Learn how iOS and iPadOS improves client roaming using Wi-Fi network standards.

iOS supports optimized client roaming on enterprise Wi-Fi networks. The 802.11 Working Group standards k, r, and v let clients roam more seamlessly from access point (AP) to AP within the same network.


The 802.11k standard helps devices search quickly for nearby APs that are available as roaming targets by creating an optimized list of channels. When the signal strength of the current AP weakens, your device will scan for target APs from this list.


When your device roams from one AP to another on the same network, 802.11r uses a feature called Fast Basic Service Set Transition (FT) to authenticate more quickly. FT works with both preshared key (PSK) and 802.1X authentication methods.

iOS 10 and later and iPadOS include support for adaptive 802.11r on Cisco wireless networks. Adaptive 802.11r offers FT without the need to enable 802.11r on the configured Cisco wireless network. To support adaptive 802.11r, the Cisco network must be using controller code version 8.3 or later.


iOS and iPadOS support these 802.11v functionalities on certain devices:

  • Basic Service Set (BSS) transition management
  • Disassociation Imminent
  • Directed Multicast Service (DMS)
  • BSS Max Idle Service

BSS transition management with Disassociation Imminent allows the network’s control layer to influence client roaming behavior by providing it the load information of nearby access points. The device takes this information into account when deciding among the possible roam targets.

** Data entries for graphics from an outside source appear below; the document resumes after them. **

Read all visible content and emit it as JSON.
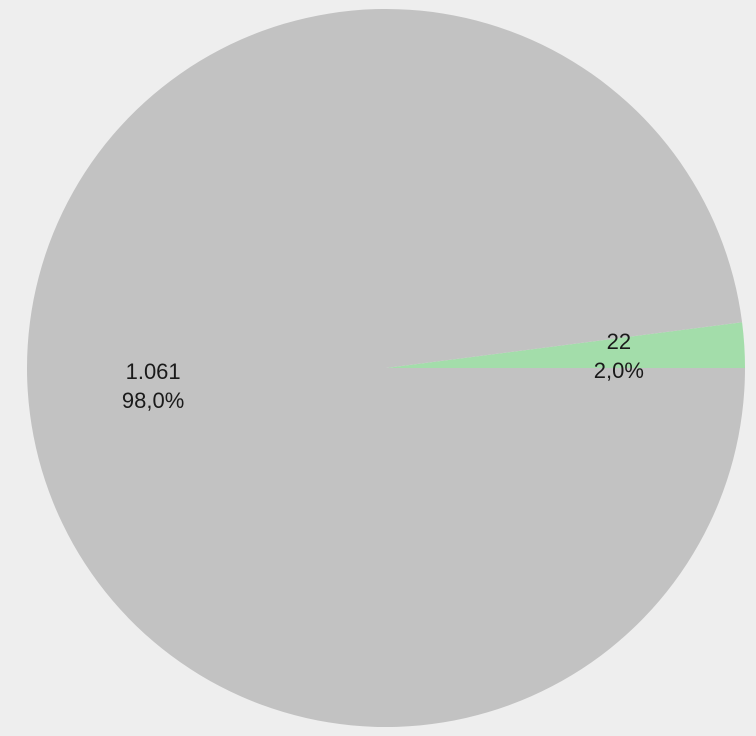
{
  "background": "#eeeeee",
  "chart_data": {
    "type": "pie",
    "title": "",
    "slices": [
      {
        "value": 22,
        "value_label": "22",
        "percent_label": "2,0%",
        "color": "#a3ddaa"
      },
      {
        "value": 1061,
        "value_label": "1.061",
        "percent_label": "98,0%",
        "color": "#c2c2c2"
      }
    ],
    "start_direction": "right",
    "order": "counterclockwise",
    "legend": "none"
  }
}
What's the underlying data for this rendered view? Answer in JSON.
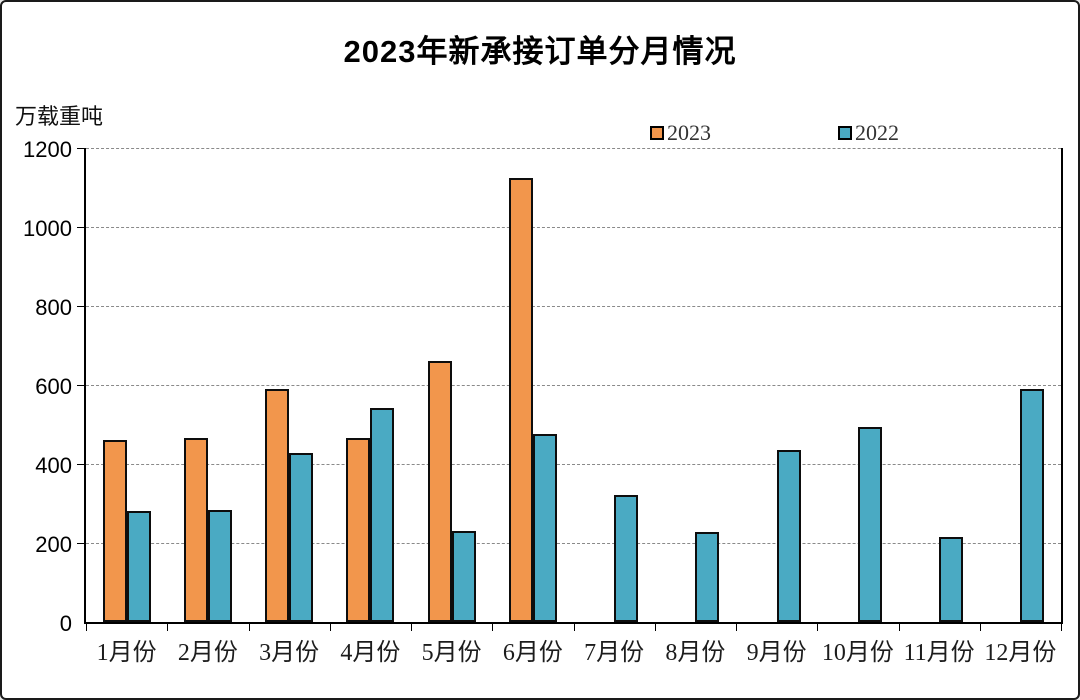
{
  "title": "2023年新承接订单分月情况",
  "unit_label": "万载重吨",
  "legend": [
    {
      "label": "2023",
      "color": "#F2964C"
    },
    {
      "label": "2022",
      "color": "#4AAAC3"
    }
  ],
  "colors": {
    "bar_2023": "#F2964C",
    "bar_2022": "#4AAAC3",
    "bar_border": "#0d0d0d",
    "gridline": "#8a8a8a",
    "axis": "#000000",
    "background": "#ffffff"
  },
  "chart_data": {
    "type": "bar",
    "title": "2023年新承接订单分月情况",
    "xlabel": "",
    "ylabel": "万载重吨",
    "categories": [
      "1月份",
      "2月份",
      "3月份",
      "4月份",
      "5月份",
      "6月份",
      "7月份",
      "8月份",
      "9月份",
      "10月份",
      "11月份",
      "12月份"
    ],
    "series": [
      {
        "name": "2023",
        "color": "#F2964C",
        "values": [
          460,
          465,
          590,
          467,
          660,
          1125,
          null,
          null,
          null,
          null,
          null,
          null
        ]
      },
      {
        "name": "2022",
        "color": "#4AAAC3",
        "values": [
          280,
          283,
          428,
          543,
          230,
          477,
          322,
          229,
          436,
          494,
          216,
          590
        ]
      }
    ],
    "ylim": [
      0,
      1200
    ],
    "ytick_interval": 200,
    "ytick_labels": [
      "0",
      "200",
      "400",
      "600",
      "800",
      "1000",
      "1200"
    ],
    "grid": true,
    "gridline_style": "dashed",
    "legend_position": "top-center"
  }
}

DMS optimizes multicast traffic transmission on wireless networks. The device uses this information to enhance multicast communication and preserve device battery life.

The BSS Max Idle Service helps clients and access points efficiently decide how long to remain associated when no traffic is being transmitted. The device uses this information to preserve device battery life.

When you combine 802.11k and 802.11v’s ability to speed up the search for the best target AP with FT's faster AP association, apps can perform faster and you get a better Wi-Fi experience in iOS and iPadOS.

Check compatibility

Most Wi-Fi network hardware vendors support 802.11k, 802.11v, and 802.11r (FT). You need to enable and configure these features on your Wi-Fi router before your network can use them. Setup varies, so check your Wi-Fi router's manual for details.

The lists below show which iOS devices support 802.11k, 802.11r, and 802.11v. To use 802.11k and 802.11r, you need iOS 6 or later. To use 802.11v, you need iOS 7 or later. To use adaptive 802.11r, you need iOS 10 or later.

802.11k and r

  • iPhone 4s and later
  • iPad Pro and later
  • iPad Air and later
  • iPad mini and later
  • iPad (3rd generation) and later
  • iPod touch (5th generation) and later

Adaptive 802.11r

  • iPhone 6s and later
  • iPad Pro and later
  • iPad Air (3rd generation) and later
  • iPad (5th generation) and later
  • iPod touch (7th generation)


  • iPhone 5c, iPhone 5s, and later
  • iPad Pro and later
  • iPad Air and later
  • iPad mini 2 and later
  • iPad (5th generation) and later
  • iPod touch (6th generation) and later

Interoperability with 802.11w

802.11w's protected management frames (PMF) interoperate with iOS and iPadOS support for 802.11k, 802.11r, and 802.11v.

Pairwise master key identifier caching

iOS 5.1 and later and iPadOS also support pairwise master key identifier (PMKID) caching. You can use PMKID caching with some Cisco equipment to improve roaming between APs. Sticky key caching (SKC) is a form of PMKID caching. SKC is not equivalent to, nor compatible with, opportunistic key caching (OKC).